在处理一个大型 TensorFlow 模型时,我们遇到了一个棘手的资源竞争问题。该模型需要加载到 GPU 显存中执行推理,单次推理会占用接近 90% 的显存。在我们的架构中,API 请求通过 Tyk 网关路由到后端的推理服务。最初的设计是无状态、水平扩展的 Python 服务,但当两个并发请求几乎同时到达同一个 GPU 节点时,第二个请求在尝试分配显存时会立即导致 CUDA_ERROR_OUT_OF_MEMORY
,进而引发整个服务实例崩溃。
最直接的解决方案是让推理服务变成单线程,但这会牺牲掉高可用性,单点故障风险极高。我们需要的是一种机制,允许多个推理服务实例(Workers)为了高可用而存在,但确保在任何时刻,只有一个 Worker 能够使用共享的 GPU 资源。这本质上是一个跨进程、跨节点的互斥锁问题——一个典型的分布式锁场景。
初步构想是引入一个外部协调服务,比如 Redis 或 etcd。但团队希望尽可能减少技术栈的复杂性。
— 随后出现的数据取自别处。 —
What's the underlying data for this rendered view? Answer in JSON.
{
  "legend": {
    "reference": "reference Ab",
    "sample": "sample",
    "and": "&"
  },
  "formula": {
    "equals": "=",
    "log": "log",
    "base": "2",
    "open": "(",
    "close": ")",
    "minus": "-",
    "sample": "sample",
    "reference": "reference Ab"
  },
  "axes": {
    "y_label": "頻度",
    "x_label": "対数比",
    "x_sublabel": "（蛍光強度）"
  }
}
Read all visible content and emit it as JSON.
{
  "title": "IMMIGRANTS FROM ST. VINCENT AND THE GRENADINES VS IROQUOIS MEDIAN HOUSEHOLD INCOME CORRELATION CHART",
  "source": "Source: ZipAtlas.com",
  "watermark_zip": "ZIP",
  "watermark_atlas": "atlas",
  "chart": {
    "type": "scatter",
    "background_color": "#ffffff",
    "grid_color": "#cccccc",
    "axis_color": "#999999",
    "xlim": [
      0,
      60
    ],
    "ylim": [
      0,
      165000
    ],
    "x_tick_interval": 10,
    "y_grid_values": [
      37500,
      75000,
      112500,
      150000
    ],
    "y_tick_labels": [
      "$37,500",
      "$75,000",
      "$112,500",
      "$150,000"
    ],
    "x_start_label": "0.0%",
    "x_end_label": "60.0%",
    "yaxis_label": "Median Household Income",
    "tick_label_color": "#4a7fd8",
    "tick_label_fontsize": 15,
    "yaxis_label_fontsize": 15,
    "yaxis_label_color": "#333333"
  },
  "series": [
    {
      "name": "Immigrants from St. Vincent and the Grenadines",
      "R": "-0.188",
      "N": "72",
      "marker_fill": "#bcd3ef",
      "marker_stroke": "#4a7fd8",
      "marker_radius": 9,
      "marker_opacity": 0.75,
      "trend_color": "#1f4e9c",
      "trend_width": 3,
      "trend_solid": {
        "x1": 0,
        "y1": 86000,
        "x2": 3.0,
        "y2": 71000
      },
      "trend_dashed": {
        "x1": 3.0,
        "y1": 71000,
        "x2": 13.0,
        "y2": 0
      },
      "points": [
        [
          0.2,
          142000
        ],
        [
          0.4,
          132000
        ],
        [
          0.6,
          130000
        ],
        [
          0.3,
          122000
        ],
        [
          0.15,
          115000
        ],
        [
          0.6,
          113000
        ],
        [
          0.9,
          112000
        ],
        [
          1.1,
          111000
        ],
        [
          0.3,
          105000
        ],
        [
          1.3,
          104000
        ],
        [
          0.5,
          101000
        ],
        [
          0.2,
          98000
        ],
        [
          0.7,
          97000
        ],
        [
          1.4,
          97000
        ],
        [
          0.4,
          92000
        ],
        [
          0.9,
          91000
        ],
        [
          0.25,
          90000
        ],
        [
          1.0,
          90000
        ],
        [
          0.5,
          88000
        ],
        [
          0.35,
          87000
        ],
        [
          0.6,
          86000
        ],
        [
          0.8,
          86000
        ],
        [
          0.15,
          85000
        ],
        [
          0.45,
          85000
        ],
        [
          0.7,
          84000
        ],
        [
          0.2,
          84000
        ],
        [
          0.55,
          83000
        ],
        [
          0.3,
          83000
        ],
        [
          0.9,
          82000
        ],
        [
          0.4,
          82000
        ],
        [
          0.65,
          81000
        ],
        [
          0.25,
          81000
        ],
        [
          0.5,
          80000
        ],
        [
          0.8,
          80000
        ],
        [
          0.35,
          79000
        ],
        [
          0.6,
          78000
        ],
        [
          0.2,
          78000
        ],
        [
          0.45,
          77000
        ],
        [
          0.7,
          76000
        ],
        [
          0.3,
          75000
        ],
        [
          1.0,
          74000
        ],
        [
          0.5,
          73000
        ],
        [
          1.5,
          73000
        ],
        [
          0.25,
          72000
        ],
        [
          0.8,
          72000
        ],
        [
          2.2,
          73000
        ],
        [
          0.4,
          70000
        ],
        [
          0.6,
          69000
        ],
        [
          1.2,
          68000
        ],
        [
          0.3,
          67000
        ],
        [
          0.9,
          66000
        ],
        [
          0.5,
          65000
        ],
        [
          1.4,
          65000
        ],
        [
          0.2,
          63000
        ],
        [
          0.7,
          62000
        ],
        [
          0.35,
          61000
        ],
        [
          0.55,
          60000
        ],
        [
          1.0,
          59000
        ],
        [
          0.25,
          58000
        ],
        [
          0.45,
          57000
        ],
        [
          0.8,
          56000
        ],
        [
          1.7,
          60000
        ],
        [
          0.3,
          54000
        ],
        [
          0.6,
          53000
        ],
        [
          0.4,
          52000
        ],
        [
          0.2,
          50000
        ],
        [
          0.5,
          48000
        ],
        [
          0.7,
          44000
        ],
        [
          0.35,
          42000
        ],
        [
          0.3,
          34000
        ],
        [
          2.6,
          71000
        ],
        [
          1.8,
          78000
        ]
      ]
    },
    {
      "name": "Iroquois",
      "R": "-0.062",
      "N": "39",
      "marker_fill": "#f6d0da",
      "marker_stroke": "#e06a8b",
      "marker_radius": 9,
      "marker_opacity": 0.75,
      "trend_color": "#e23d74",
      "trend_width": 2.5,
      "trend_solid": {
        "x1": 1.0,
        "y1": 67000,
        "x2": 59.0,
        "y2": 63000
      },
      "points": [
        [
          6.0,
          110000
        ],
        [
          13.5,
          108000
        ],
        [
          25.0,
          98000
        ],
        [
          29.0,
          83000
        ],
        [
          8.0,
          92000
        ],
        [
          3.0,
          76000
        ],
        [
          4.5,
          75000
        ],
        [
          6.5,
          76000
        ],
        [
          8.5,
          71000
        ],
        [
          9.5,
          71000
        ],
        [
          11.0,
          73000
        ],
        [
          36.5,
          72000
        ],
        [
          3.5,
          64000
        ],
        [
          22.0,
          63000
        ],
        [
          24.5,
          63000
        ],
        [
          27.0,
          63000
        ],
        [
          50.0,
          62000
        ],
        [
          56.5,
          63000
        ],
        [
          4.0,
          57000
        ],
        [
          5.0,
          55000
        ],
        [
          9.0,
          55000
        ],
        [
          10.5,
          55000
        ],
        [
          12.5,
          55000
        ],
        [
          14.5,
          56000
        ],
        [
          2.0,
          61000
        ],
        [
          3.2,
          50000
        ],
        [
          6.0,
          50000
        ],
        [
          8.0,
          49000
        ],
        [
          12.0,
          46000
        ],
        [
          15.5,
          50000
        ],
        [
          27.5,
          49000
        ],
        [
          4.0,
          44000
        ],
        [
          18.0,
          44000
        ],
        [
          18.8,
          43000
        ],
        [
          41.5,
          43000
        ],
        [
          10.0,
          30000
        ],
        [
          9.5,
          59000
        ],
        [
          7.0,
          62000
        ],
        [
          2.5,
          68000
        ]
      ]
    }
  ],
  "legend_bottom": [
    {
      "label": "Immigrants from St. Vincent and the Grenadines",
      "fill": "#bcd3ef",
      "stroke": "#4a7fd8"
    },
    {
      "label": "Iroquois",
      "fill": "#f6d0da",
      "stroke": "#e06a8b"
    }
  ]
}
我们已经在使用 NATS JetStream 作为内部事件和消息总线,一个问题随之而来:能否仅用 NATS 来实现这个分布式锁,同时用它来分发推理任务?
答案是肯定的。这不仅能避免引入新的依赖,还能让我们的任务队列和锁机制都构建在同一个高可用的消息系统之上。
架构设计与技术权衡
最终的架构流程如下:
- 入口: 客户端请求通过 Tyk API 网关。Tyk 负责认证、速率限制,并将请求转发给一个轻量级的“任务分发器” (Dispatcher) 服务。
- 任务分发: Dispatcher 是一个无状态的 Go 服务,它接收 HTTP 请求,将其转换为一个结构化的 JSON 消息,然后发布到 NATS JetStream 的一个名为
TENSORFLOW_JOBS
的 Stream 中。 - 任务队列:
TENSORFLOW_JOBS
Stream 是一个持久化的任务队列。多个 TensorFlow Worker 实例会作为消费者组,从中拉取(Pull)任务。 - 资源锁定与执行:
- 一个 Worker 成功拉取到任务后,它首先尝试获取一个代表“GPU-0”资源的分布式锁。
- 这个锁我们将使用 NATS 的 Key-Value (KV) Store 功能实现。KV Store 提供了基于版本号的原子性更新,这正是实现锁的关键。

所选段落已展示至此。